Я любила мечтать о том, что будет, если Карой женится на мне; больше всего мое воображение занимали две свиньи Амбруша: ведь тогда Амбруш станет посылать нам больше гостинцев, и отец с матушкой смогут досыта поесть мяса. Я уверена была, что Карой тоже меня любит — уж очень он был груб со мной. Когда я подслушала их разговор, лежа у чердачного люка, на рассыпанной кукурузе, врезавшейся мне в живот и бедра, — меня просто оглушили его слова. Я так и не сказала дома, как жестоко он избил меня, когда обнаружил. Амбруш буквально вырвал меня у него из рук — и долго потом ругался и качал головой. А я была настолько перепугана, что даже не ревела. Почему Карой с такой злобой бил меня? Я и так готова была хоть всю жизнь молчать о том, что услышала. Когда теперь на семинаре я слышу, как убедительно и четко декламирует вызубренный материал Хелла и как мямлит, выдавливая из себя слова, Пипи, — мне всегда вспоминается Карой, его неторопливый басок, объясняющий, почему несправедливо, неправильно то, что мир делится на бедных и богатых.
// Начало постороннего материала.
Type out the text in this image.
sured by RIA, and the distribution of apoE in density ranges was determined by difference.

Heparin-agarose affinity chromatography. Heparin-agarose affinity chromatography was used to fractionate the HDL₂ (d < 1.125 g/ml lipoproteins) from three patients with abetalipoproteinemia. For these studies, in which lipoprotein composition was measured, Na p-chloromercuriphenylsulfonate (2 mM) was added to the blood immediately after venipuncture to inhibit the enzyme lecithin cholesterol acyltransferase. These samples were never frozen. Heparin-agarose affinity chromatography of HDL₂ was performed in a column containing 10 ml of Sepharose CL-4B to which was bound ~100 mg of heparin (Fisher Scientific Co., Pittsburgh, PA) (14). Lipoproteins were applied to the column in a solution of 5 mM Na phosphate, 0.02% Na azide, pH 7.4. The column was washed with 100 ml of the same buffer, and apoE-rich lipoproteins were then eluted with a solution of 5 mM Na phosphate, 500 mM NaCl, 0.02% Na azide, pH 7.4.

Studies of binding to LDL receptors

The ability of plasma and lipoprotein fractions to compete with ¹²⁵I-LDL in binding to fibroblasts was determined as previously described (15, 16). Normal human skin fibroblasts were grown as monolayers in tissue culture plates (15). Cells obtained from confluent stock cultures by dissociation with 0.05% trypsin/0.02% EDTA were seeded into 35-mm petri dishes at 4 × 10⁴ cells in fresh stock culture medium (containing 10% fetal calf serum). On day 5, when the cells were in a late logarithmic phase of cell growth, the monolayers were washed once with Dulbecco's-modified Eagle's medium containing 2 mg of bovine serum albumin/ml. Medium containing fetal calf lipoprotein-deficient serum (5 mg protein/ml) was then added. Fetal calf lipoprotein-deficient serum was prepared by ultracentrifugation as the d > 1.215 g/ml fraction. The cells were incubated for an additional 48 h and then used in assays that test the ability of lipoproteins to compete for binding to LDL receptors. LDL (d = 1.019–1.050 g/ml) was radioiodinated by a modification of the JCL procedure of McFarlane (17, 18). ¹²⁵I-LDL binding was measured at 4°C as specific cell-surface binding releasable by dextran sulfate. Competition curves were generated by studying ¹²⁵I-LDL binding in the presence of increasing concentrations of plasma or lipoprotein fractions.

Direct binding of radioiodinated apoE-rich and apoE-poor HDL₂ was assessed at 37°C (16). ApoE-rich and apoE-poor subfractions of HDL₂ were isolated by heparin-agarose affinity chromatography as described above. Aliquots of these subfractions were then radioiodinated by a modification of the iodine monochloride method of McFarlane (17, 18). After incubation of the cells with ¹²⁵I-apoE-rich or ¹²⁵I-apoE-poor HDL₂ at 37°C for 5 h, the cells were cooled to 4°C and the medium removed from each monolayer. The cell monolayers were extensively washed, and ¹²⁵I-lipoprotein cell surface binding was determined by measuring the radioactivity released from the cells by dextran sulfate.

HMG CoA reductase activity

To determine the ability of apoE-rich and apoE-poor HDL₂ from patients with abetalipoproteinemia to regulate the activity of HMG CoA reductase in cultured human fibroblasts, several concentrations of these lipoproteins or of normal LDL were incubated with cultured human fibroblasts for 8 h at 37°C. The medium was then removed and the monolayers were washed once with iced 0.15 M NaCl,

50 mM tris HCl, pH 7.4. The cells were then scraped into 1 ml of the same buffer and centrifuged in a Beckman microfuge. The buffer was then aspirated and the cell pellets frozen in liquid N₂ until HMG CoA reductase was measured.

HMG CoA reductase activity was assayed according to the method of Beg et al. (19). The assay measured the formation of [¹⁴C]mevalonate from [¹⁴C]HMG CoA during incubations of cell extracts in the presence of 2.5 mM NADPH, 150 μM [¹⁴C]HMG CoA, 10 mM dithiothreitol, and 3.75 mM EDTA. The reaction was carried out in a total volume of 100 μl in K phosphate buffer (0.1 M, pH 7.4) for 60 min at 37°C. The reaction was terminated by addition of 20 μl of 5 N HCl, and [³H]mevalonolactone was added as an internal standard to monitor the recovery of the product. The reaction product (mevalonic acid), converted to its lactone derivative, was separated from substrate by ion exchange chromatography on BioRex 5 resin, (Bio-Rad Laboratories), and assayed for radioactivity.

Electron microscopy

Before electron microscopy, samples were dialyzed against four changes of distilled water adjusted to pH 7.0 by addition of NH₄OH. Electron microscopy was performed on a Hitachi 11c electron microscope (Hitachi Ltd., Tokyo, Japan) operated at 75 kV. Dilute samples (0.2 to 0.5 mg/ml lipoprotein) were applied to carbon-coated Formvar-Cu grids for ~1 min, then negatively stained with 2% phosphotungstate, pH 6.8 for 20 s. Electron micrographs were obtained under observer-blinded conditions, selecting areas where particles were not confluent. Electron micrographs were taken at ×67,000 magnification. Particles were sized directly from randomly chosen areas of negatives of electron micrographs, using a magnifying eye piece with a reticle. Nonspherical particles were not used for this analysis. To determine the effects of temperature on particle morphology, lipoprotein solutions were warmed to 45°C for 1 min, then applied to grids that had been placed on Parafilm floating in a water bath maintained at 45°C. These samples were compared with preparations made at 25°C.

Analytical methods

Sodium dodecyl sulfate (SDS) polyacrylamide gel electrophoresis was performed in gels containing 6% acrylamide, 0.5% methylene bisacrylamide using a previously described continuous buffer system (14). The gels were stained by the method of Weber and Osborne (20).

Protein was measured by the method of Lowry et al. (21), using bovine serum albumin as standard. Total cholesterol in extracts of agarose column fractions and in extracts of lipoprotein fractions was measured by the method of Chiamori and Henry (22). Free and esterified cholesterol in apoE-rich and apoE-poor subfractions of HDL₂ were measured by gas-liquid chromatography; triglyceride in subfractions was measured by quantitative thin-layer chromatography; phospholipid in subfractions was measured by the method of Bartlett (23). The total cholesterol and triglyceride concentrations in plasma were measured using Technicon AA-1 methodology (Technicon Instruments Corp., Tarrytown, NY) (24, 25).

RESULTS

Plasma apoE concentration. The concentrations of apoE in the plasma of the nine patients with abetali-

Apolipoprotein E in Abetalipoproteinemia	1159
В такие минуты я снова ощущаю, как зерна кукурузы впиваются мне в бедра, и в душе оживает странное чувство надежды и счастья, испытанное мною тогда, на чердаке, когда я представила, как бедные отберут все у богатых и не будет больше никакой разницы между людьми.
Карой бил меня безжалостно. Придя домой вся в синяках, я сказала, что оступилась на лестнице, когда лезла на чердак. Колотя меня, Карой почем зря крыл отца; я не понимала, при чем здесь мой отец, — и тут разревелась: не могла вынести, когда обижают отца. «Барышня…» — сказал Карой, отпустив меня наконец. Как он произнес это слово! «Дурак! — ответил Амбруш. — Нищенка она, а не барышня!»